Essa dimensão viva do forró também é ressaltada pelo sanfoneiro cearense Nonato Lima, que avalia o reconhecimento como a reafirmação de uma herança que atravessa gerações. Para ele, o gênero carrega um legado iniciado por Luiz Gonzaga e que segue sendo atualizado pelos artistas contemporâneos. “O forró é uma manifestação cultural nordestina que nos foi deixada como herança por Luiz Gonzaga, e nós, que fazemos forró hoje, temos a missão de dar continuidade a esse legado. Fico muito feliz e honrado por integrar a nova geração de artistas do Ceará que representam a sanfona e o forró”, afirma.

Foto: Divulgação
Filho de sanfoneiro, Nonato conta que sua relação com o forró antecede a própria trajetória profissional. Ao longo da carreira, ele dividiu o palco com nomes como Dominguinhos, Fagner e Elba Ramalho, além de fazer turnês Brasil afora, experiências que reforçaram seu compromisso com a preservação do gênero. “Levar essa música adiante, dentro e fora do Brasil, e receber respeito e reconhecimento em outros países reforça o compromisso que tenho com essa arte, que faz parte de quem eu sou”, comenta.
Para o músico, o forró segue sendo um elemento central da identidade nordestina e deve ser mais explorado como ferramenta de formação cultural. “O forró já é a cara do povo nordestino. As escolas deveriam trabalhar mais essa manifestação cultural, para que as crianças entendam a importância do forró. Além disso, o estudo da obra de Luiz Gonzaga e de outros mestres do forró fortalece a memória cultural e ajuda na valorização da identidade nordestina”, defende o artista.
ECONOMIA, MERCADO E PERMANÊNCIA DO FORRÓ
Além de expressão simbólica e identitária, o forró ocupa um lugar estratégico na dinâmica econômica e turística do Ceará. Conforme destacado no projeto aprovado pela Alece, o gênero tem papel central na formação das tradições musicais do Estado e na movimentação de cadeias produtivas ligadas ao entretenimento, à cultura e ao turismo. Fortaleza se consolidou como um dos principais polos de produção e consumo de forró do Brasil, reunindo artistas, produtores e grandes públicos em casas de show, praças públicas e festas comunitárias.

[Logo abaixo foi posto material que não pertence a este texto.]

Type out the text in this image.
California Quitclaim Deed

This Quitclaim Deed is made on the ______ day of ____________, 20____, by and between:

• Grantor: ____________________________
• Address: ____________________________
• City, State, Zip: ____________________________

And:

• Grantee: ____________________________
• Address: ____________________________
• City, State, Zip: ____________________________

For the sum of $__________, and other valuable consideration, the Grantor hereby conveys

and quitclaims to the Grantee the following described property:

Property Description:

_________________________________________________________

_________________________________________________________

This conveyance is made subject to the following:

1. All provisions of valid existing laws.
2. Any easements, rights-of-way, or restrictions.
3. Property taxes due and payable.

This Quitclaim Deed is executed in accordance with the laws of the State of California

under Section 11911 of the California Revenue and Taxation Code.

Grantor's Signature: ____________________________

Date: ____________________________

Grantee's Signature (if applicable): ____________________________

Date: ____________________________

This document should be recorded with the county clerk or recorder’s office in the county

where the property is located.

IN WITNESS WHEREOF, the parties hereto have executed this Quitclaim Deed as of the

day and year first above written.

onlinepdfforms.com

O texto da lei também ressalta que essa dinâmica não se restringe à capital. Municípios do interior preservam formas autênticas de tocar, dançar e celebrar o forró, presentes em vaquejadas, festivais e eventos religiosos, como ocorre em cidades como Juazeiro do Norte, Quixadá, Iguatu, Limoeiro do Norte, entre outras. Essas manifestações mantêm viva a tradição e, ao mesmo tempo, impulsionam economias locais, fortalecendo circuitos culturais fora dos grandes centros urbanos.
Na avaliação do professor e pesquisador Robson Braga, o forró deve ser compreendido como um fenômeno que extrapola o campo artístico e envolve dimensões sociais, culturais e econômicas. Ele observa que o gênero articula festas populares, modos de sociabilidade e também uma indústria cultural estruturada, especialmente a partir do forró eletrônico, que passou a mobilizar investimentos, públicos diversos e novas formas de consumo cultural.
Já o sanfoneiro Nonato Lima destaca que viver do forró é uma realidade construída ao longo de décadas por artistas que transformaram a música em trabalho e sustento. “A sanfona e o forró me levaram a lugares que eu jamais imaginei conhecer”, afirma. Para ele, o reconhecimento institucional contribui para valorizar essa cadeia cultural e profissional, reforçando que o forró não é apenas herança simbólica, mas também meio de vida para músicos e trabalhadores da cultura.